Love Strawberries? Try These Recipes!
The strawberry season is coming and we have lots of delicious strawberry recipes to share with you! Fresh strawberries are what summer is all about! Try some of these delicious strawberry recipes and take advantage of these plump summer berries!
- Easy Strawberry Freezer Jam
- Fresh Strawberry Cake
- Crepes with Strawberry Cream Cheese Filling
- Strawberry Pretzel Jello Salad
- Easy Strawberry Cinnamon Twists
- Creamy Strawberry Balsamic Dressing
How to Make Strawberry Shortcake
For the Biscuits
For the Biscuits
- Preheat oven to 375 degrees. In a large bowl, combine dry ingredients. Grate or slice butter and add to dry mixture. Using your hands or a pastry cutter, combine the dry ingredients and the butter until the mixture is crumbly and all of the butter pieces are pea sized or smaller. Add whipping cream and use your hands to form the mixture into a soft dough.
- Once the dough forms, knead for 1-2 minutes. Roll out onto a floured surface until the dough is about ½ inch thick.

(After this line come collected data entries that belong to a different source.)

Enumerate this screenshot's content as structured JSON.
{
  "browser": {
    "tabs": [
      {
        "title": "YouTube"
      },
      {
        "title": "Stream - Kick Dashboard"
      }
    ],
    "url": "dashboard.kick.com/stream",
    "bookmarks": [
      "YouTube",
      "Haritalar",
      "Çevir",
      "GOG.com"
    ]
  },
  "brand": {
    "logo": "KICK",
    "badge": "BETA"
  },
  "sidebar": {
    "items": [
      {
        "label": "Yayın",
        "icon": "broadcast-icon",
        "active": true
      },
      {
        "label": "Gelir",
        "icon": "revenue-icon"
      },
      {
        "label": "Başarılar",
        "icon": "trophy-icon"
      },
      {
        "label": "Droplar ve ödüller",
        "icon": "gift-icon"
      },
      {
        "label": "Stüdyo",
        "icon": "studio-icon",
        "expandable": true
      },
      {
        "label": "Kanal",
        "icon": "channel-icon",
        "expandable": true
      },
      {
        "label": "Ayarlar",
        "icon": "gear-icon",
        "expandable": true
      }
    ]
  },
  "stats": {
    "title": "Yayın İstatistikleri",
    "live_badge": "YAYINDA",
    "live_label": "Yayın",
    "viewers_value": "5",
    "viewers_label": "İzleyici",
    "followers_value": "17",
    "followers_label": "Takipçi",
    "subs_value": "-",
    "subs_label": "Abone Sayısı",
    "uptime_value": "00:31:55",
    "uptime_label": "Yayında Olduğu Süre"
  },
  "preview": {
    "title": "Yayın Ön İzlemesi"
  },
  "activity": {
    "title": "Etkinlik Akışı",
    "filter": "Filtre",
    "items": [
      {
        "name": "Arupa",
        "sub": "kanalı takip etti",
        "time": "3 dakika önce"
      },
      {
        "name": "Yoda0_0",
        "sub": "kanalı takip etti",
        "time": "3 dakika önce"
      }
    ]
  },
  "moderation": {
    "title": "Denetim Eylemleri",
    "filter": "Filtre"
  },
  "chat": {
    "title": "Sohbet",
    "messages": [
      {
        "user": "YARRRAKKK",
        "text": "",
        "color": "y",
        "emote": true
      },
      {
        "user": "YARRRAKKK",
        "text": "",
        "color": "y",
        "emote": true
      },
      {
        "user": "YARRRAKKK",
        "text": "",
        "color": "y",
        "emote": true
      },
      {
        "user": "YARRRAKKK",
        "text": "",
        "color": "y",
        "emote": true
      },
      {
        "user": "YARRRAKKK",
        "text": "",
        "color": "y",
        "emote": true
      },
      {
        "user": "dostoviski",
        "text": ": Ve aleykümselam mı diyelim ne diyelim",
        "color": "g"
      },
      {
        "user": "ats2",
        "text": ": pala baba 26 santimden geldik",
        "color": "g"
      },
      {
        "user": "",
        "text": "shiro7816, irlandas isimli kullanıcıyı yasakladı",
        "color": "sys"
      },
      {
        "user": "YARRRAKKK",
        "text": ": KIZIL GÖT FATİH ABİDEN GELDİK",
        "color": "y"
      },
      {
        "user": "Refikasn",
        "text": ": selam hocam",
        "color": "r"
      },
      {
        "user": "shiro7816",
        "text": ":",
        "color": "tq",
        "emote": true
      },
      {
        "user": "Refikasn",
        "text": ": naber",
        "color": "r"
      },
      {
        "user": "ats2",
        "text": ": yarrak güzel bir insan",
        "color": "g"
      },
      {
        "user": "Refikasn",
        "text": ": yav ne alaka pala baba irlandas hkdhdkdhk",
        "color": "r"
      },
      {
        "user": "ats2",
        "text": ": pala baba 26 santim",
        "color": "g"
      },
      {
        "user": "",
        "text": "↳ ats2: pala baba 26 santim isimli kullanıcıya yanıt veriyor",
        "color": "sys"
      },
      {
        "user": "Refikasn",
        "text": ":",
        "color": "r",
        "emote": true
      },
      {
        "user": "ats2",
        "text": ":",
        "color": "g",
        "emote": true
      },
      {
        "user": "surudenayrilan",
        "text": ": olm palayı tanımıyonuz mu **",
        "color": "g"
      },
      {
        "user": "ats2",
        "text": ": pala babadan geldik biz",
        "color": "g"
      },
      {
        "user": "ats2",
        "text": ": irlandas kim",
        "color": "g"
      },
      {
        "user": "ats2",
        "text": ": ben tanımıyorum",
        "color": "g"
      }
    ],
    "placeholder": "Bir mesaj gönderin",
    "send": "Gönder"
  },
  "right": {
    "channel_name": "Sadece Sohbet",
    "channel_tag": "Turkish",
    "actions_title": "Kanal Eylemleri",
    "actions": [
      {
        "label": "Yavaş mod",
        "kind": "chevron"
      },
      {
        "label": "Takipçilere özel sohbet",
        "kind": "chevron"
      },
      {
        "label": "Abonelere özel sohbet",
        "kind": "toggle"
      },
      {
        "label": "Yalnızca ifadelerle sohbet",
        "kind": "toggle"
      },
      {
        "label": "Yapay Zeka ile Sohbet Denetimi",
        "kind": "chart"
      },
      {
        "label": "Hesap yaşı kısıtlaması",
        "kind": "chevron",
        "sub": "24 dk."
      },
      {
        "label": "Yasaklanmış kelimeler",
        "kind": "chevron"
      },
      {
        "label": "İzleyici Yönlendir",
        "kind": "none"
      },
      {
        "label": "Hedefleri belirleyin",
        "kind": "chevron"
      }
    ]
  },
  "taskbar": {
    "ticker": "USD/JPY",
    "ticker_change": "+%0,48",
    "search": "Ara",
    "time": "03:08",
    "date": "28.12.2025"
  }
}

Using a biscuit cutter or the mouth of a glass, cut into biscuits. Place biscuits onto a greased baking sheet and brush the tops with a little bit of melted butter.
- Bake for 20-30 minutes, or until the bottoms are golden brown.
For the Strawberry Filling
- Hull and slice strawberries. Mash up about ¼ of your strawberries to release the juices. Add the mashed strawberries back to the sliced strawberries. Sprinkle sugar over the top and let rest until ready to assemble the shortcakes.
For the Whipped Cream
- Mix whipping cream on high speed until soft peaks form. Then add the powdered sugar and vanilla. Mix until combined.
To Assemble the Strawberry Shortcakes
- Cut a biscuit in half and spoon strawberries over the bottom half – make sure you spoon some of the juices over the biscuit as well. Then, add whipped cream and place the top half on top. Top with more whipped cream if desired. Enjoy!